Achille tomba à genoux puis sur le sable griffant il se lova, genoux contre poitrine et visage entre les bras.

L’ampoule de la lampe a grillé, la nuit a englouti Achille le désagrégé qui s’est levé en maugréant de son vieux fauteuil. Sans le cône blond qui agite la poussière du passé la magie n’opère pas et dans le verre le vin se tait. La vis de la lampe grince et l’ampoule lui brûle les doigt. Il se rassoit. Dans la nuit plate, seule la virgule de lumière dorée distingue les reliefs de son tout petit monde tiède. Ce soir Achille a le visage décomposé par les vieilles émotions remontées du fond du puits. Dans le verre le vin scintille, alangui dans son joli berceau à long pied. Au travers du cristal épanoui le disque liquide déformé semble noir sur l’eau claire, pâle comme un soleil quand l’hiver est à la glace. La rivière de lumière fauve agite des capes vertes et mouvantes qui ondulent comme des espagnoles au son des guitares et des voix rauques de ventres dans les cabarets de Séville. Il a bien besoin de vie brutale, d’eau qui enchante les sangs après cette douloureuse remembrance et ce « Coteaux sous la roche » 2009, ce Santenay blanc du Domaine Olivier l’a bien aidé quand il a plongé son regard sous sa robe blanche. C’est à ce juste moment qu’il a basculé, quitté la nuit d’aujourd’hui pour les ténèbres d’il y a si longtemps, les obscures douleurs de ce jour blême de vomissure et de fureur.

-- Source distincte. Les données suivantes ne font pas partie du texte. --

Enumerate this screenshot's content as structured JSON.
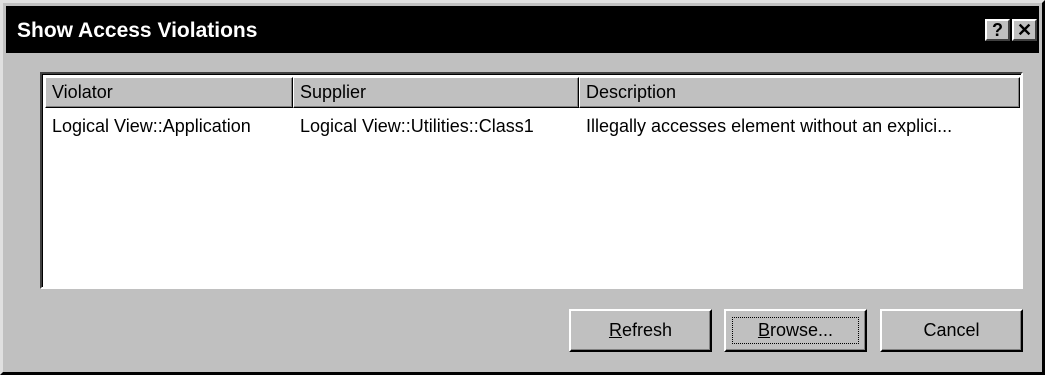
{
  "window": {
    "title": "Show Access Violations",
    "help_glyph": "?",
    "close_glyph": "✕"
  },
  "list": {
    "columns": [
      "Violator",
      "Supplier",
      "Description"
    ],
    "rows": [
      {
        "violator": "Logical View::Application",
        "supplier": "Logical View::Utilities::Class1",
        "description": "Illegally accesses element without an explici..."
      }
    ]
  },
  "buttons": {
    "refresh": {
      "label": "Refresh",
      "mnemonic_index": 0
    },
    "browse": {
      "label": "Browse...",
      "mnemonic_index": 0
    },
    "cancel": {
      "label": "Cancel"
    }
  },
  "icons": {
    "help": "help-icon",
    "close": "close-icon"
  }
}
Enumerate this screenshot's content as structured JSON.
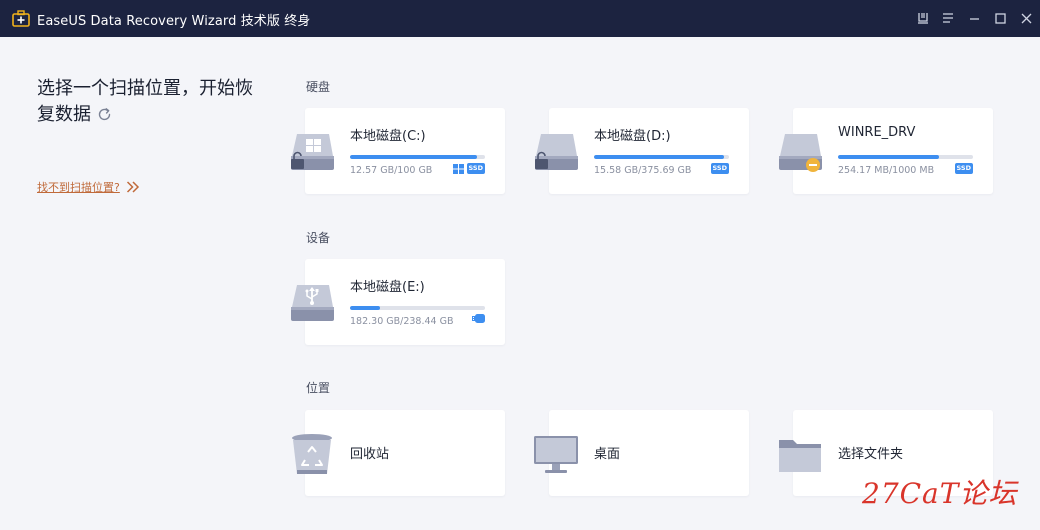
{
  "titlebar": {
    "title": "EaseUS Data Recovery Wizard 技术版 终身"
  },
  "left": {
    "title": "选择一个扫描位置，开始恢复数据",
    "not_found_link": "找不到扫描位置?"
  },
  "sections": {
    "disks": "硬盘",
    "devices": "设备",
    "locations": "位置"
  },
  "disks": [
    {
      "name": "本地磁盘(C:)",
      "size": "12.57 GB/100 GB",
      "usage_fraction": 0.94,
      "badges": [
        "windows-icon",
        "SSD"
      ]
    },
    {
      "name": "本地磁盘(D:)",
      "size": "15.58 GB/375.69 GB",
      "usage_fraction": 0.96,
      "badges": [
        "SSD"
      ]
    },
    {
      "name": "WINRE_DRV",
      "size": "254.17 MB/1000 MB",
      "usage_fraction": 0.75,
      "badges": [
        "SSD"
      ]
    }
  ],
  "devices": [
    {
      "name": "本地磁盘(E:)",
      "size": "182.30 GB/238.44 GB",
      "usage_fraction": 0.22,
      "badges": [
        "usb-drive-icon"
      ]
    }
  ],
  "locations": [
    {
      "name": "回收站",
      "icon": "recycle-bin-icon"
    },
    {
      "name": "桌面",
      "icon": "monitor-icon"
    },
    {
      "name": "选择文件夹",
      "icon": "folder-icon"
    }
  ],
  "watermark": "27CaT论坛",
  "colors": {
    "titlebar": "#1c2340",
    "accent": "#3d8ef0",
    "link": "#c06a3a",
    "watermark": "#d9352b"
  }
}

Maintenant que le souvenir a passé, maintenant qu’Achille sent son pouls se calmer, il ose cueillir le verre par la tige, comme une rose de cristal fragile, y plonger le nez, inspirer longuement, se plonger dans la vigne en fleur, percevoir déjà la fraîcheur du jus, inhaler ces fragrances de fruits blancs, d’agrumes et d’herbes sèches qui lui disent qu’il a eu fait chaud cette année là ! Longuement l’air l’a caressé et le vin s’est ouvert, Achille est remonté libéré des fantômes, le vin l’était aussi. Après les rudesses du passé Achille est tenté de se noyer, mais de plaisir, dans les eaux du vin cette fois. Les yeux clos, il se recueille et accueille en bouche l’onde de ce lac limpide. Sa bouche qui ne demande que ça comme les filles quand elles aiment. Le jus pur lui prend les lèvres, frais comme un lac de montagne, tendu comme la flèche qui cherche le cœur. Puis la matière enfle au palais, plus encore que le courtisan devant son Prince, inonde sa bouche et le plaisir s’installe. Le jus fait le dos rond puis la langue écrase le fruit et le vin repart tout droit comme un Masaï à la danse. Ce jus si frais est cristal en bouche marqué par les épices vives finement réglissées. Bouche vide, Achille sent le vin toujours, qui l’a quitté pourtant, basculant, passée la luette, dans le mystère des profondeurs. L’acidité mûre rechigne à fléchir. Comme l’image d’une lame de fruits tendue dans son écrin calcaire et le sel encore lui lèche les lèvres.

EMOMOTIROCOSENE.

ACHILLE ET LE VOYAGE INTÉRIEUR …

Francis Bacon. Selfportrait.

 

Rangé des voitures …

Achille s’était. Sans même s’en apercevoir. Pris dans le rythme ordinaire des vies à l’entour, sans le vouloir jamais vraiment, sans le refuser non plus. Conscience sourde qui balaie d’un revers de la pensée désirs et idéaux. Et le voilà sagement rangé dans le garage des vies sans histoires, moteur éteint et freins serrés, cœur absent, devoir rempli, insertion réussie, bien loin des paysages tourmentés entraperçus, frôlés, enivrants, des jeunes années. Forces corrodantes des habitudes rassurantes, comme ces courants suceurs qui vous entraînent et vous noient au fond des baïnes. Conformisme rassurant qui calme les angoisses ; à se couler dans la norme, la moyenne, il gagnait en confort, perdait en folie, vivait au tiède, invisible au creux de la horde des tous pareils. En avance sur son temps – 1971 – il avait découvert l’arme du casanier, le copier-coller. Copier à grands traits la vie des autres pour la coller sur la sienne.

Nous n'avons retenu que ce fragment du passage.